Significance in series Edit
Coming to America 1697 C.E.
Mr. Ibis writes a story of a Dutch slave ship and the shackled people within its hold who are being transported to America to be sold. A man, Okoye, prays in desperation to Anansi, pleading for help and telling him he would give him gifts if he had them. Mr. Nancy manifests from a spider and begins to tell them a story. He informs them that they are Black and will be enslaved by white people for centuries, worked to death, murdered, shot in the back by police. Okoye is angered by what he hears and Anansi tells him to use that anger to go upstairs to kill the Dutch slavers and set fire to the ship. Another man says that it will kill them all and Anansi replies that they're already dead and might as well die in sacrifice instead of subjugation. He frees Okoye and leaves. Okoye frees the rest of the the slaves and they set fire to the ship. A plank of the destroyed ship washes ashore and Anansi the Spider arrives in America.
Physical appearance Edit
- Mr. Nancy's suit is the colors of the Ashanti people with purple being a royal color.

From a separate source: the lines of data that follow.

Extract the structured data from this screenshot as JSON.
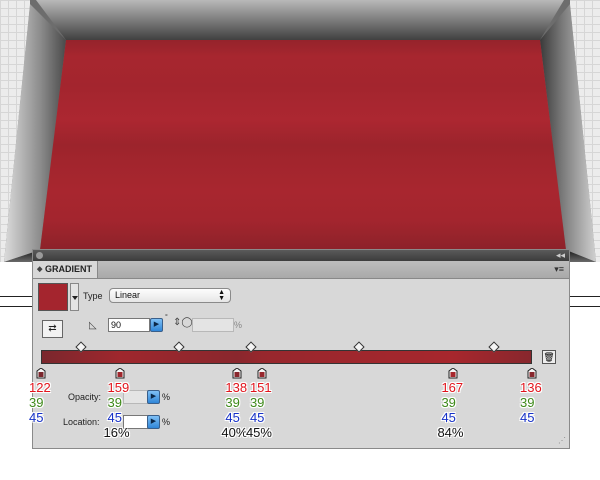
{
  "panel": {
    "tab_title": "GRADIENT",
    "type_label": "Type",
    "type_value": "Linear",
    "angle_value": "90",
    "angle_unit": "°",
    "ratio_value": "",
    "ratio_unit": "%",
    "opacity_label": "Opacity:",
    "opacity_unit": "%",
    "location_label": "Location:",
    "location_unit": "%",
    "topbar_collapse": "◂◂",
    "panel_menu": "▾≡"
  },
  "colors": {
    "artwork_red": "#a4252e",
    "frame_silver": "#8d8d8d",
    "slider_accent": "#2f86d8"
  },
  "icons": [
    "swatch-icon",
    "reverse-gradient-icon",
    "angle-icon",
    "aspect-ratio-icon",
    "trash-icon",
    "blue-arrow-icon",
    "resize-grip-icon"
  ],
  "stops": [
    {
      "location": 0,
      "r": "122",
      "g": "39",
      "b": "45",
      "location_label": ""
    },
    {
      "location": 16,
      "r": "159",
      "g": "39",
      "b": "45",
      "location_label": "16%"
    },
    {
      "location": 40,
      "r": "138",
      "g": "39",
      "b": "45",
      "location_label": "40%"
    },
    {
      "location": 45,
      "r": "151",
      "g": "39",
      "b": "45",
      "location_label": "45%"
    },
    {
      "location": 84,
      "r": "167",
      "g": "39",
      "b": "45",
      "location_label": "84%"
    },
    {
      "location": 100,
      "r": "136",
      "g": "39",
      "b": "45",
      "location_label": ""
    }
  ],
  "midpoints": [
    8,
    28,
    42.5,
    64.5,
    92
  ]
}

- His patois drifts to incorporate the many different people who have come to worship him. 
Notes and trivia Edit
- Anansi originated in Ashanti tales, in what is now Ghana, Africa. Anansi is both a man and a spider who is a successful trickster, going so far as to steal stories from the sky god. From this point on, he owns all the stories. He shows up as a character and god in folk tales of the West African diaspora, especially in the Caribbean and the Southern United States. His stories have become those associated with Brer Rabbit and Aunt Nancy.